By Eliaser Ndeyanale
PEOPLE living in regions vulnerable to human-wildlife conflict are not happy with payments for losses they receive from conservancies.
Thus they suggested that payment for loss of a human life should be between N$100 000 and N$1 million, for a cow between N$7 500 and N$15 000, for a bull between N$15 000 and N$50 000, for a sheep N$1 200 and N$1 700, for a donkey between N$2 500 and N$5 000.
For a swine’s death the residents are asking between N$1 200 and N$2 000, and the price for a horse is between N$3 000 and N$6 000.
This is according to a Parliamentary Standing Committee on National Resources report on human wildlife conflict which was tabled in the National Assembly by committee chairperson Marina Kandumbu, where the committee conducted public consultations in regions such as Zambezi, Kunene and Kavango East and West to assess the situation from, from April 23 to May 14 this year.
The existing policy of the Ministry of Environment and Tourism on Human Wildlife Conflict which was formulated in 2009 stipulates that payments for a cow or a bull killed inside a kraal is N$1 500, killing of a person is N$5 000 towards the purchase of a casket, a goat is N$200, a sheep, donkey and pig are N$250 each and a horse is N$500.
The committee quoted Zambezi regional Governor Lawrence Sampofu as saying that many people in his region had been killed and injured in their homesteads and villages by hippos, elephants, lions and buffalos.
Community members also suggested that all wild animals and certain species of birds be paid for as well. They proposed that livestock killed while grazing in the field should also be paid for.

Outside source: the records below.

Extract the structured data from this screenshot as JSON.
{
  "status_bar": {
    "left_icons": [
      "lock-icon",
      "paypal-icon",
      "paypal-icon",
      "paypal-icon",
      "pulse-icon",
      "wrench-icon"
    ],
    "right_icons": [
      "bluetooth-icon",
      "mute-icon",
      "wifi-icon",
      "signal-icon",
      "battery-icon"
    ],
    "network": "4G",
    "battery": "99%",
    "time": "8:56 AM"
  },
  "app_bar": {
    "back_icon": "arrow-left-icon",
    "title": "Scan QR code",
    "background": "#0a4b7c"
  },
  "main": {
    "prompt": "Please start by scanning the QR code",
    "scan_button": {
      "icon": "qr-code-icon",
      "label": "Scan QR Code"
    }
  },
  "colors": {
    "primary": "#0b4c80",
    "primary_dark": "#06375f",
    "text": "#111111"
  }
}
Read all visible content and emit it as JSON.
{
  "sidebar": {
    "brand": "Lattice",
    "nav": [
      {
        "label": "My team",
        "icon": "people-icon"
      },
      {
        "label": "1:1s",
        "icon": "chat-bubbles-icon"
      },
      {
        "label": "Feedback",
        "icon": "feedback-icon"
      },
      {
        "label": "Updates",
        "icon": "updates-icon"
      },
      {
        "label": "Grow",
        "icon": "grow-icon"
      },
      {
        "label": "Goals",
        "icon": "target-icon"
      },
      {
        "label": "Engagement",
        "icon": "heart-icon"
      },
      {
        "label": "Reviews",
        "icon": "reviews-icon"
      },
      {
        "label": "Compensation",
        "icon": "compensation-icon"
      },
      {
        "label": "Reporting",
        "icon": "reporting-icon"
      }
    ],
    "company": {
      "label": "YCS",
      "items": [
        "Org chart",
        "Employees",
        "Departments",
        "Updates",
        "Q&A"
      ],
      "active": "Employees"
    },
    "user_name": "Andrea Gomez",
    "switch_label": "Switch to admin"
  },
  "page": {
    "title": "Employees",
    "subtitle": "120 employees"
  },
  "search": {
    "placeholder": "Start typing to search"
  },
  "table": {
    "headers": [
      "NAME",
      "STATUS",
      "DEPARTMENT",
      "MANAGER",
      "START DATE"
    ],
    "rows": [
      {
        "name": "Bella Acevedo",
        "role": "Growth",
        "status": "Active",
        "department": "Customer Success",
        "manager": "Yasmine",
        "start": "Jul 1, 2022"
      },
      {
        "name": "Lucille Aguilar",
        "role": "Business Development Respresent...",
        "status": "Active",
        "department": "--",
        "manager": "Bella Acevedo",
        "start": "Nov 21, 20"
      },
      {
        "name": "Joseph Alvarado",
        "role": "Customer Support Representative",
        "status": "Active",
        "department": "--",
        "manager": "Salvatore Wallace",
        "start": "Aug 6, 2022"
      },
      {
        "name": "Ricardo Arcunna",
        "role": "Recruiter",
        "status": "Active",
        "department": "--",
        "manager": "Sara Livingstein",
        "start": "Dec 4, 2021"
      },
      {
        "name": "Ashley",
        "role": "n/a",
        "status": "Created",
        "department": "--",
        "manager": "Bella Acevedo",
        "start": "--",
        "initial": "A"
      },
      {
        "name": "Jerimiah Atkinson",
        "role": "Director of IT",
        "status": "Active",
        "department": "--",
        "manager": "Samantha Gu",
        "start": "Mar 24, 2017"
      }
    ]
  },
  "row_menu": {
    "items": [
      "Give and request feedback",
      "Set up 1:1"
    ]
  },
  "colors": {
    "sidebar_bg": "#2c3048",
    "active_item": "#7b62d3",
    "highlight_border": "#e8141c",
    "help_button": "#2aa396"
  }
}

The committee revealed in its report that whenever community members report incidents of human-wildlife conflict to the officials of the Ministry of Environment and Tourism (MET) they were always slow to take action.
”However, when a wild animal is killed by a community member, the officials are quick to arrive at the scene of incident in the shortest possible time, usually in a convoy of vehicles including police officers.
”This behaviour makes people believe that the Government values wild animals more than human beings and their properties,” said the disgruntled members.
”In the Kavango West and East regions, delay in taking action by officials was highlighted where complains from communities are left unattended for a long period of time. MET officials are often dismissive of the reported incidents and accused community members of provoking wild animals. The officials also tell community members that wildlife is more important than them and they have settled in wildlife areas,” the report read. In the Kunene region where human-wildlife conflict is ‘complicated’, the Committee was informed that action by MET officials is also slow and that people (community members) have to wait for days before they get any assistance from the authority.
According to the Kavango East regional Governor Ambassador Samuel Mbambo victims of human-wildlife conflict should be fairly compensated. He also implored the National Assembly to enact laws which empower people.
Kunene Governor Angelika Muharukua also proposed that MET should consider fair compensation to victims of human-wildlife conflict and this compensation should be provided timeously and continuously. She requested that the relationship between communities and MET officials in her region be improved.
The Committee recommended that the Ministry of Environment and Tourism should expedite review of the National Policy on human-wildlife conflict management with a view of incorporating fair and commensurate compensations to victims of such disasters.
”The Ministry of Environment and Tourism should promptly respond to incidents of human-wildlife conflict.”
On their part officials, game guards and resources monitors employed by conservancies also gave their view, and expressed dissatisfaction with their conditions of employment.
”They felt they were in danger of being killed by poachers and wild animals because of lack of rifles, proper communication equipment, transport, vastness of some conservancies- for instance //Khoadi //Oas Conservancy is 365 000 hectares- and they have no permission to arrest poachers” reads the report.